Marc Bickle, Ph.D., head of the HT technology development studio (HT-TDS) at Max Planck Institute of Molecular Cell Biology and Genetics, observed that basic culturing principles must be observed at all times.
Speaking about phenotypic profiling of primary human macrophages in automated microscopy screens during mycobacteria phagocytosis, he noted that, with macrophages, monitoring healthy morphology is crucial to successful experiments. Poor cell health can create false positives, given that mycobacteria highjack cellular metabolism for their own survival.
Dr. Bickle's laboratory thus monitors cell health on many fronts. “For viability in highcontent screens,” he said, “images provide the easiest measure for detecting DAPI- or Hoescht-stained nuclei for simple counting” to monitor for polyploidy or micronuclei (indicative of carcinogenic or teratogenic effect or other disruptions of cell cycle) or measuring aberrant nuclear morphologies.
His talk also covered mycobacteria survival measurement using high-resolution imaging on a PerkinElmer Opera System and monitoring of intracellular survival of Mycobacterium bovis, with simultaneous measurement of cellular responses of human macrophages.
With macrophages, in particular, there is the technical challenge posed by the use of postmitotic cells. Given that they do not grow, change in the numbers of cells is not an assessment option, so it is essential to quantify morphology as a cell-health indicator using multiparametric image analysis.
Also, for assays to be meaningful, cells must retain their responsiveness after preparative manipulations. Dr. Bickle described Cellectricon's Cellaxess HT® as a game changer for research in his laboratory.

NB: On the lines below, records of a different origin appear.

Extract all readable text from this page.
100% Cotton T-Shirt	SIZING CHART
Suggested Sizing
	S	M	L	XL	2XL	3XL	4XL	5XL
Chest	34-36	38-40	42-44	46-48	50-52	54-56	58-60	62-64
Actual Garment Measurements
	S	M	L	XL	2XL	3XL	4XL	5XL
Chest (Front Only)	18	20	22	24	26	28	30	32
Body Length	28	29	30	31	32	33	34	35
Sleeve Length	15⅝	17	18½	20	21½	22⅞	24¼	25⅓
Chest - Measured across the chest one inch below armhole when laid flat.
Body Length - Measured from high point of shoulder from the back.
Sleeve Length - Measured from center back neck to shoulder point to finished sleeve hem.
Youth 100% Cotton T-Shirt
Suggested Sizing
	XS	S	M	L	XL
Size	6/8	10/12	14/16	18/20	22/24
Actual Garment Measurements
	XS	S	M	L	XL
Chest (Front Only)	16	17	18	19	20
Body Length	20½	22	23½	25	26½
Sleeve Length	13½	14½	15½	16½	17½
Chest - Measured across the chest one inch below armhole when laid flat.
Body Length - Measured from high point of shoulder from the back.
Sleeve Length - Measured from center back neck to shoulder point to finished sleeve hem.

Other systems his lab employed, namely electroporation in suspension or the use of shRNA, consistently caused cell death or macrophage activation, he reported. “With the Cellaxess system, the cells are perfectly happy,” requiring minimal manipulation with the automated platform that obviates both transfers to fresh plates and additional washings.
Dr. Bickle stressed the importance of extracting data correctly from assay readouts, noting that it is important either to analyze signaling pathways in conditions of cell health, or if stress conditions are being studied, to understand the parameters of the stress conditions. Further, he highlighted that common assessments of cell health, such as doubling time, are in essence physiologically removed from clinical pertinence.

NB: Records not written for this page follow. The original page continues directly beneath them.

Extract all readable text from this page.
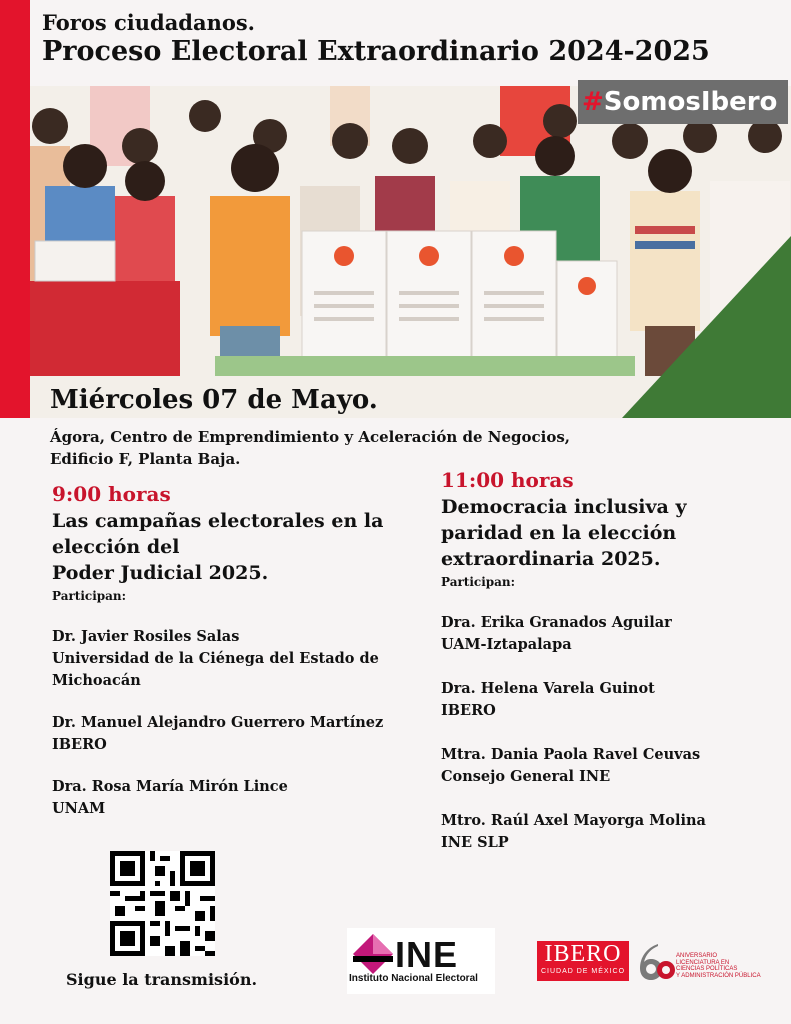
Foros ciudadanos.
Proceso Electoral Extraordinario 2024-2025
#SomosIbero
Miércoles 07 de Mayo.
Ágora, Centro de Emprendimiento y Aceleración de Negocios,
Edificio F, Planta Baja.
9:00 horas
Las campañas electorales en la
elección del
Poder Judicial 2025.
Participan:
Dr. Javier Rosiles Salas
Universidad de la Ciénega del Estado de
Michoacán
Dr. Manuel Alejandro Guerrero Martínez
IBERO
Dra. Rosa María Mirón Lince
UNAM
11:00 horas
Democracia inclusiva y
paridad en la elección
extraordinaria 2025.
Participan:
Dra. Erika Granados Aguilar
UAM-Iztapalapa
Dra. Helena Varela Guinot
IBERO
Mtra. Dania Paola Ravel Ceuvas
Consejo General INE
Mtro. Raúl Axel Mayorga Molina
INE SLP
Sigue la transmisión.
INE
Instituto Nacional Electoral
IBERO
CIUDAD DE MÉXICO
ANIVERSARIO
LICENCIATURA EN
CIENCIAS POLÍTICAS
Y ADMINISTRACIÓN PÚBLICA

“Very few cells in the body actually divide rapidly, so if you want to work with welldifferentiated cells expressing markers pertinent to a specific organ and function, you need to slow them down in the cell cycle—to take away the growth factors, for example, and provide a better matrix such as a collagen lattice or some kind of gel.”

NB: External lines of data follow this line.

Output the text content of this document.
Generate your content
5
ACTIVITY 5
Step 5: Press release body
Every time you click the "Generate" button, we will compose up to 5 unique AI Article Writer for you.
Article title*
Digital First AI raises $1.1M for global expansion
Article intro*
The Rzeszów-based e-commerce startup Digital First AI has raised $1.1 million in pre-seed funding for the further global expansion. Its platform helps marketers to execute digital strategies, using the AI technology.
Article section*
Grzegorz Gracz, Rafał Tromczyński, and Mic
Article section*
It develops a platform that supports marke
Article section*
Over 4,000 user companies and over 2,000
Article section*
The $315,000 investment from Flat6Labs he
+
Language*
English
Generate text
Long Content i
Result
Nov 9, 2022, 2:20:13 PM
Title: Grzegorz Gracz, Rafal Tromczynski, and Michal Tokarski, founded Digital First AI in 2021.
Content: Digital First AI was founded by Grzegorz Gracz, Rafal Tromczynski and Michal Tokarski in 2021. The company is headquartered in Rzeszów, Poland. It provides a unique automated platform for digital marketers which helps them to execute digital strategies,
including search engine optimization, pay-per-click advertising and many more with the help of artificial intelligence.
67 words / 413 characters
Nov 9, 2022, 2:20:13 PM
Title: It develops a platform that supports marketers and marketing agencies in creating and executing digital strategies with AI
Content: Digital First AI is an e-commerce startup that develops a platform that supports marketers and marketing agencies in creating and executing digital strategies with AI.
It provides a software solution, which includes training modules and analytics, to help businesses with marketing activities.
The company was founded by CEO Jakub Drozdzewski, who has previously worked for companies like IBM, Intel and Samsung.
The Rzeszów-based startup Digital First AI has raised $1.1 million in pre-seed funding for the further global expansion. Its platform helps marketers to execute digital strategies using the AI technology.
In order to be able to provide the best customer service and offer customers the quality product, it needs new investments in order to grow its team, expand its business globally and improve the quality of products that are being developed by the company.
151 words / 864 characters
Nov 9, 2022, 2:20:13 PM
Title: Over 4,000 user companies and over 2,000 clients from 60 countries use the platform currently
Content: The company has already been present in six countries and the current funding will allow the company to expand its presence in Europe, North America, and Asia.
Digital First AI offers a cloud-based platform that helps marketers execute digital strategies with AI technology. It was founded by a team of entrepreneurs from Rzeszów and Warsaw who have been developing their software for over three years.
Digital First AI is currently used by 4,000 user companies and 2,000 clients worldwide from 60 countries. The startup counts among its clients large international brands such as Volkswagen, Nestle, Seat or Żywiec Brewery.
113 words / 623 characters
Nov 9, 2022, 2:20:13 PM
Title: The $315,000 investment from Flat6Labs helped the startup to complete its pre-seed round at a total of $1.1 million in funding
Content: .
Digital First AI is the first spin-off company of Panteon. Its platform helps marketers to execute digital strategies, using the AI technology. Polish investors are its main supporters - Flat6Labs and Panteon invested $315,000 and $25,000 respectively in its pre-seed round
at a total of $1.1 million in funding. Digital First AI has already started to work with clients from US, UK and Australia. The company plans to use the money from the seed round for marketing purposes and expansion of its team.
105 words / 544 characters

HT-TDS is currently developing a toxicology assay that Dr. Bickle described as novel in that it assesses toxicity not via primary indicators such as cytochrome function but instead via secondary markers such as hepatocytic function. His team grows cells in a sandwich culture between two collagen layers to induce differentiation and then monitors for “caniculae formation, full polarization, and expression of normal hepatic markers.” As Dr. Bickle summarized, “If somebody is sick, he is not going to work. The same is true for cells.”